The workflow has three main steps:
- Calculate Mahalanobis distances from each cell to malignant reference clusters in RNA and CNV PCA space.
- Combine RNA and CNV distance outputs.
- Run mean shift clustering in the integrated RNA-CNV distance space.
Users are responsible for:
- Generating PCA embeddings in RNA and CNV space
- Clustering cells in each space
- Selecting high-confidence malignant reference clusters
- Interpreting mean shift cluster output
CATFISHR requires three inputs for each data space, RNA and CNV:
-
PCA matrix
A cells-by-PCs matrix. For RNA, this can be generated from scRNA-seq expression data. For CNV, this can be generated from residual expression obtained from inferred CNV methods such as inferCNV. -
Cluster membership
A vector of cluster assignments for each cell. -
Reference clusters
One or more high-confidence malignant clusters. All query cells are compared against these reference clusters.
For example:
library(CATFISHR)
# Example: extract from Seurat objects
rna_pca <- Seurat::Embeddings(rna_seurat, "pca")
cnv_pca <- Seurat::Embeddings(cnv_seurat, "pca")

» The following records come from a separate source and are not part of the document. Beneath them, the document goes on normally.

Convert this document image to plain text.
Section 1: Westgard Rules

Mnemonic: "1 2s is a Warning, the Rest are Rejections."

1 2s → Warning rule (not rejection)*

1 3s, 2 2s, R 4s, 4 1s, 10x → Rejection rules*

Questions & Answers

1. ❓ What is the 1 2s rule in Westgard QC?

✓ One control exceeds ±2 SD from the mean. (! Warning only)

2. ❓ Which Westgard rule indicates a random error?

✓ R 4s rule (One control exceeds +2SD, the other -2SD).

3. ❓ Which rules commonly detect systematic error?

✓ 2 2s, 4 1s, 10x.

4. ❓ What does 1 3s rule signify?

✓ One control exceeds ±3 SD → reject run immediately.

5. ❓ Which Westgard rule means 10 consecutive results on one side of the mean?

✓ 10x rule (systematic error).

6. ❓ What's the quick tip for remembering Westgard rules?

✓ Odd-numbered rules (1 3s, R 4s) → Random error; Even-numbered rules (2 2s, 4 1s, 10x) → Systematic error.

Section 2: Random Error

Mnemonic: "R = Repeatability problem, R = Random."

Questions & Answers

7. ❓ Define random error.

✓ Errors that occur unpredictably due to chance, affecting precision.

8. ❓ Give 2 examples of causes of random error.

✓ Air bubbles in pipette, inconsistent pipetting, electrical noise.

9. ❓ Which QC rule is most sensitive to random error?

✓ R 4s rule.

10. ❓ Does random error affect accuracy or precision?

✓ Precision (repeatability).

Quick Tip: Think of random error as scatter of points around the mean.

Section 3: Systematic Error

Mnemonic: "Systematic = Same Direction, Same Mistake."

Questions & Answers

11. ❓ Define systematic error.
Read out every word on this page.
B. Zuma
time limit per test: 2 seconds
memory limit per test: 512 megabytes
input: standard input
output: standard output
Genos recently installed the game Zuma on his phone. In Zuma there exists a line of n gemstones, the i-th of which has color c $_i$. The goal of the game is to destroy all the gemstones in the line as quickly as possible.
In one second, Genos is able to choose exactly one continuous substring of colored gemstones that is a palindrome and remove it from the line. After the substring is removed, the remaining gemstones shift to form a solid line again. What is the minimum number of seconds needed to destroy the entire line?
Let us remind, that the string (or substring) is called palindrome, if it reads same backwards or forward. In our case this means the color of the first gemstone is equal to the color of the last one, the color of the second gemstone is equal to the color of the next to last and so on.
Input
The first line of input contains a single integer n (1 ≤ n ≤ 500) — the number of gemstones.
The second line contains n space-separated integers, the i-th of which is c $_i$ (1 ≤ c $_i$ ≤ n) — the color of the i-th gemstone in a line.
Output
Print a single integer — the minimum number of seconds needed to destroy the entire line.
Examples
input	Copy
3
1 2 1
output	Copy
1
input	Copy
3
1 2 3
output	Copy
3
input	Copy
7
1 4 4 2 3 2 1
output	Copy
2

rna_clusters <- setNames(rna_seurat$seurat_clusters, colnames(rna_seurat))
cnv_clusters <- setNames(cnv_seurat$seurat_clusters, colnames(cnv_seurat))
# User-defined malignant reference clusters
rna_ref_clusters <- c("0", "2", "5")
cnv_ref_clusters <- c("1", "3")CATFISHR includes a small toy dataset for demonstrating the workflow.
library(CATFISHR)
data("RNA_catfishr_data", package = "CATFISHR")
data("CNV_catfishr_data", package = "CATFISHR")
names(RNA_catfishr_data)
names(CNV_catfishr_data)Each toy dataset contains the required inputs:
RNA_catfishr_data$pca_matrix
RNA_catfishr_data$clusters
RNA_catfishr_data$ref_clusters
CNV_catfishr_data$pca_matrix
CNV_catfishr_data$clusters
CNV_catfishr_data$ref_clustersCalculate distances separately in RNA and CNV space.
mahal_RNA <- calc_mahalanobis(
pca_matrix = RNA_catfishr_data$pca_matrix,
clusters = RNA_catfishr_data$clusters,
ref_clusters = RNA_catfishr_data$ref_clusters,
n_pcs = 3
)
mahal_CNV <- calc_mahalanobis(
pca_matrix = CNV_catfishr_data$pca_matrix,
clusters = CNV_catfishr_data$clusters,
ref_clusters = CNV_catfishr_data$ref_clusters,
n_pcs = 3
)cm_output <- format_mahal_output(
mahal_RNA = mahal_RNA,
mahal_CNV = mahal_CNV
)ms_output <- run_mean_shift(
mahal_df = cm_output,
bandwidths = c(0.4, 0.5, 0.6, 0.7, 0.8),
max_clusters = 7,
iterations = 500,
sample_col = "sample_barcode",
rna_dist_col = "Mahal_Dist_RNA",
cnv_dist_col = "Mahal_Dist_CNV"
)# Extracting data for plotting
ms_plotting <- ms_output$data
ggplot(ms_plotting,
aes(x = log2(Mahal_Dist_CNV), y = log2(Mahal_Dist_RNA))) +
geom_point(aes(color = factor(Assignment))) +
labs(color = "Mean Shift\nAssignment")Mean shift clusters with low Mahalanobis distance to the malignant reference clusters in both RNA and CNV space are interpreted as malignant candidates. The final malignant/non-malignant call is made by the user based on the mean shift output.
vignette("CATFISHR", package = "CATFISHR")Shukla et al., in preparation.